Le di las gracias corté la comunicación.
Emory G. Hale debía pesar alrededor de doscientas libras.
Salí de la cabina telefónica.
─¿Qué pasa? ─preguntó Roberta─. ¿Malas noticias?
─¿Quiere ir a California? ─le dije.
─Sí.
─Creo que podríamos alquilar un auto que nos llevará hasta Fort Worth y de allí un aeroplano nos dejará mañana en Los Ángeles.
─¿Por qué a California?
─Porque este Estado es muy, pero muy peligroso para usted.
─¿No vamos a llamar la atención?
─Sí. Y cuanto más lo hagamos mejor.
─¿Qué quiere usted decir?
─La gente se interesa por una pareja desconocida ─le dije─. Lo que hay que hacer es que nos vean. Trabar relación con todo el mundo, desde el conductor del auto de alquiler hasta los pasajeros del aeroplano. Seremos marido y mujer. Hemos dejado Los Ángeles para venir al Este en viaje de bodas. Acabamos de recibir un telegrama de su madre, avisando que le ha sobrevenido un ataque al corazón y por eso volvemos.
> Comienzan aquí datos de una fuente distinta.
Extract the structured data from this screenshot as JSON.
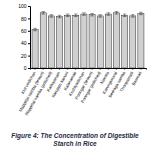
{
  "chart_data": {
    "type": "bar",
    "title": "Figure 4: The Concentration of Digestible Starch in Rice",
    "categories": [
      "Kuli vedichan",
      "Mappillai samba (brown)",
      "Mappillai samba (polished)",
      "Kattuyanam",
      "Karuppu kavuni",
      "Kalanamak",
      "Kuzhiyadichan",
      "Poongar (brown)",
      "Poongar (polished)",
      "Navara",
      "Karunguruvai",
      "Seeraga samba",
      "Thooyamalli",
      "Basmati"
    ],
    "values": [
      62,
      89,
      84,
      83,
      85,
      85,
      87,
      86,
      84,
      87,
      89,
      85,
      84,
      88
    ],
    "errors": [
      2,
      2,
      2,
      2,
      2,
      2,
      2,
      2,
      2,
      2,
      2,
      2,
      2,
      2
    ],
    "color": "#d0d0d0",
    "ylim": [
      0,
      100
    ],
    "yticks": [
      0,
      20,
      40,
      60,
      80,
      100
    ],
    "grid": false
  }
}
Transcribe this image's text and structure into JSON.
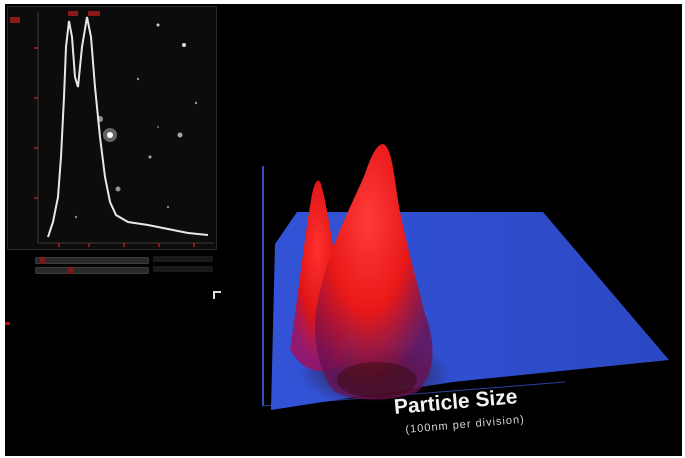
{
  "video_panel": {
    "tick_labels_top": [
      "",
      "",
      ""
    ],
    "tick_labels_bottom": [
      "",
      "",
      "",
      "",
      ""
    ]
  },
  "controls": {
    "slider_1": {
      "label": "",
      "level": 0.05
    },
    "slider_2": {
      "label": "",
      "level": 0.3
    }
  },
  "plot": {
    "title": "Particle Size",
    "subtitle": "(100nm per division)"
  },
  "colors": {
    "background": "#000000",
    "surface_base": "#2f4fd0",
    "peak": "#ff1a1a",
    "trace": "#e8e8e8",
    "axis_labels": "#b01818"
  },
  "icons": [
    "mouse-pointer-icon"
  ]
}
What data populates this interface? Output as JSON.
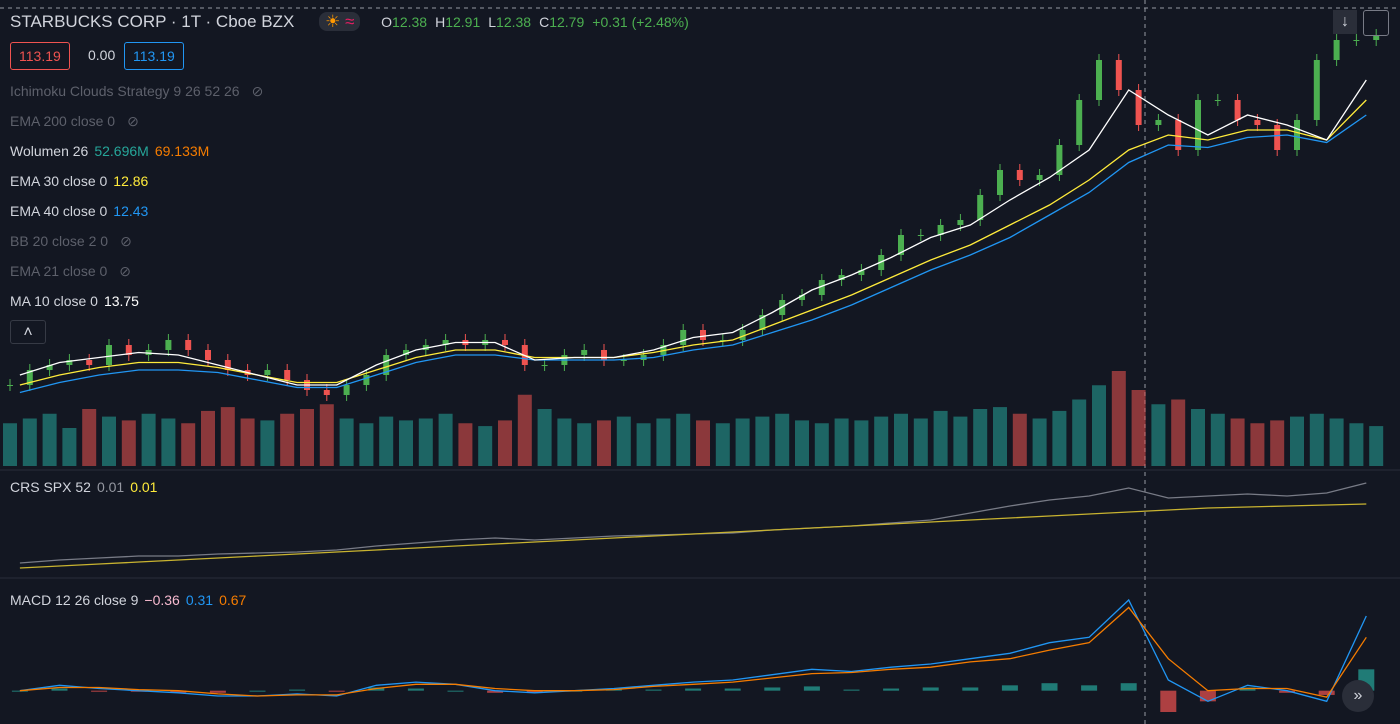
{
  "header": {
    "symbol": "STARBUCKS CORP · 1T · Cboe BZX",
    "ohlc": [
      {
        "label": "O",
        "value": "12.38"
      },
      {
        "label": "H",
        "value": "12.91"
      },
      {
        "label": "L",
        "value": "12.38"
      },
      {
        "label": "C",
        "value": "12.79"
      }
    ],
    "change": "+0.31 (+2.48%)"
  },
  "trade": {
    "sell": "113.19",
    "spread": "0.00",
    "buy": "113.19"
  },
  "indicators": [
    {
      "name": "Ichimoku Clouds Strategy 9 26 52 26",
      "hidden": true
    },
    {
      "name": "EMA 200 close 0",
      "hidden": true
    },
    {
      "name": "Wolumen 26",
      "values": [
        {
          "text": "52.696M",
          "color": "#26a69a"
        },
        {
          "text": "69.133M",
          "color": "#f57c00"
        }
      ]
    },
    {
      "name": "EMA 30 close 0",
      "values": [
        {
          "text": "12.86",
          "color": "#ffeb3b"
        }
      ]
    },
    {
      "name": "EMA 40 close 0",
      "values": [
        {
          "text": "12.43",
          "color": "#2196f3"
        }
      ]
    },
    {
      "name": "BB 20 close 2 0",
      "hidden": true
    },
    {
      "name": "EMA 21 close 0",
      "hidden": true
    },
    {
      "name": "MA 10 close 0",
      "values": [
        {
          "text": "13.75",
          "color": "#ffffff"
        }
      ]
    }
  ],
  "crs": {
    "name": "CRS SPX 52",
    "values": [
      {
        "text": "0.01",
        "color": "#9598a1"
      },
      {
        "text": "0.01",
        "color": "#ffeb3b"
      }
    ],
    "line": [
      0.05,
      0.08,
      0.1,
      0.12,
      0.12,
      0.14,
      0.15,
      0.16,
      0.18,
      0.22,
      0.25,
      0.28,
      0.3,
      0.28,
      0.3,
      0.32,
      0.33,
      0.34,
      0.35,
      0.38,
      0.4,
      0.42,
      0.45,
      0.48,
      0.55,
      0.62,
      0.68,
      0.72,
      0.8,
      0.7,
      0.72,
      0.74,
      0.72,
      0.75,
      0.85
    ],
    "trend": [
      0.0,
      0.02,
      0.04,
      0.06,
      0.08,
      0.1,
      0.12,
      0.14,
      0.16,
      0.18,
      0.2,
      0.22,
      0.24,
      0.26,
      0.28,
      0.3,
      0.32,
      0.34,
      0.36,
      0.38,
      0.4,
      0.42,
      0.44,
      0.46,
      0.48,
      0.5,
      0.52,
      0.54,
      0.56,
      0.58,
      0.6,
      0.61,
      0.62,
      0.63,
      0.64
    ]
  },
  "macd": {
    "name": "MACD 12 26 close 9",
    "values": [
      {
        "text": "−0.36",
        "color": "#f8bbd0"
      },
      {
        "text": "0.31",
        "color": "#2196f3"
      },
      {
        "text": "0.67",
        "color": "#f57c00"
      }
    ],
    "macd": [
      0,
      0.05,
      0.02,
      0.0,
      -0.02,
      -0.05,
      -0.05,
      -0.03,
      -0.05,
      0.05,
      0.08,
      0.06,
      0.0,
      -0.02,
      0.0,
      0.02,
      0.05,
      0.08,
      0.1,
      0.15,
      0.2,
      0.18,
      0.22,
      0.25,
      0.3,
      0.35,
      0.45,
      0.5,
      0.85,
      0.1,
      -0.1,
      0.05,
      0.0,
      -0.1,
      0.7
    ],
    "signal": [
      0,
      0.03,
      0.03,
      0.01,
      0.0,
      -0.03,
      -0.05,
      -0.04,
      -0.04,
      0.02,
      0.06,
      0.06,
      0.02,
      0.0,
      0.0,
      0.01,
      0.04,
      0.06,
      0.08,
      0.12,
      0.16,
      0.17,
      0.2,
      0.22,
      0.27,
      0.3,
      0.38,
      0.45,
      0.78,
      0.3,
      0.0,
      0.02,
      0.02,
      -0.06,
      0.5
    ],
    "hist": [
      0,
      0.02,
      -0.01,
      -0.01,
      -0.02,
      -0.02,
      0,
      0.01,
      -0.01,
      0.03,
      0.02,
      0,
      -0.02,
      -0.02,
      0,
      0.01,
      0.01,
      0.02,
      0.02,
      0.03,
      0.04,
      0.01,
      0.02,
      0.03,
      0.03,
      0.05,
      0.07,
      0.05,
      0.07,
      -0.2,
      -0.1,
      0.03,
      -0.02,
      -0.04,
      0.2
    ]
  },
  "price": {
    "closes": [
      6.3,
      6.6,
      6.7,
      6.8,
      6.7,
      7.1,
      6.9,
      7.0,
      7.2,
      7.0,
      6.8,
      6.6,
      6.5,
      6.6,
      6.4,
      6.2,
      6.1,
      6.3,
      6.5,
      6.9,
      7.0,
      7.1,
      7.2,
      7.1,
      7.2,
      7.1,
      6.7,
      6.7,
      6.9,
      7.0,
      6.8,
      6.8,
      6.9,
      7.1,
      7.4,
      7.2,
      7.2,
      7.4,
      7.7,
      8.0,
      8.1,
      8.4,
      8.5,
      8.6,
      8.9,
      9.3,
      9.3,
      9.5,
      9.6,
      10.1,
      10.6,
      10.4,
      10.5,
      11.1,
      12.0,
      12.8,
      12.2,
      11.5,
      11.6,
      11.0,
      12.0,
      12.0,
      11.6,
      11.5,
      11.0,
      11.6,
      12.8,
      13.2,
      13.2,
      13.3
    ],
    "ma10": [
      6.5,
      6.75,
      6.85,
      6.95,
      6.9,
      6.7,
      6.5,
      6.3,
      6.3,
      6.7,
      7.0,
      7.15,
      7.15,
      6.8,
      6.85,
      6.85,
      7.0,
      7.25,
      7.35,
      7.75,
      8.2,
      8.5,
      8.85,
      9.25,
      9.5,
      10.0,
      10.45,
      11.0,
      12.2,
      11.7,
      11.3,
      11.7,
      11.5,
      11.2,
      12.4
    ],
    "ema30": [
      6.3,
      6.5,
      6.65,
      6.75,
      6.75,
      6.65,
      6.5,
      6.35,
      6.35,
      6.6,
      6.85,
      7.0,
      7.0,
      6.85,
      6.85,
      6.85,
      6.95,
      7.1,
      7.2,
      7.5,
      7.8,
      8.1,
      8.45,
      8.8,
      9.1,
      9.5,
      9.9,
      10.4,
      11.0,
      11.3,
      11.2,
      11.4,
      11.4,
      11.2,
      12.0
    ],
    "ema40": [
      6.15,
      6.35,
      6.5,
      6.6,
      6.6,
      6.55,
      6.4,
      6.25,
      6.25,
      6.5,
      6.75,
      6.9,
      6.9,
      6.8,
      6.8,
      6.8,
      6.85,
      7.0,
      7.1,
      7.35,
      7.6,
      7.9,
      8.25,
      8.6,
      8.9,
      9.25,
      9.7,
      10.15,
      10.75,
      11.1,
      11.05,
      11.25,
      11.3,
      11.15,
      11.7
    ],
    "volume": [
      45,
      50,
      55,
      40,
      60,
      52,
      48,
      55,
      50,
      45,
      58,
      62,
      50,
      48,
      55,
      60,
      65,
      50,
      45,
      52,
      48,
      50,
      55,
      45,
      42,
      48,
      75,
      60,
      50,
      45,
      48,
      52,
      45,
      50,
      55,
      48,
      45,
      50,
      52,
      55,
      48,
      45,
      50,
      48,
      52,
      55,
      50,
      58,
      52,
      60,
      62,
      55,
      50,
      58,
      70,
      85,
      100,
      80,
      65,
      70,
      60,
      55,
      50,
      45,
      48,
      52,
      55,
      50,
      45,
      42
    ]
  }
}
Es una luna de miel interrumpida. La gente nos tendrá simpatía. Si la policía manda sus señas, buscándola por asesinato, a nadie se le ocurrirá relacionar ese asunto con la pobrecita recién casada que va tan preocupada por su madre.
─¿Cuándo salimos? ─preguntó ella.
─En cuanto pida un auto por teléfono. ─Y volví a la cabina telefónica.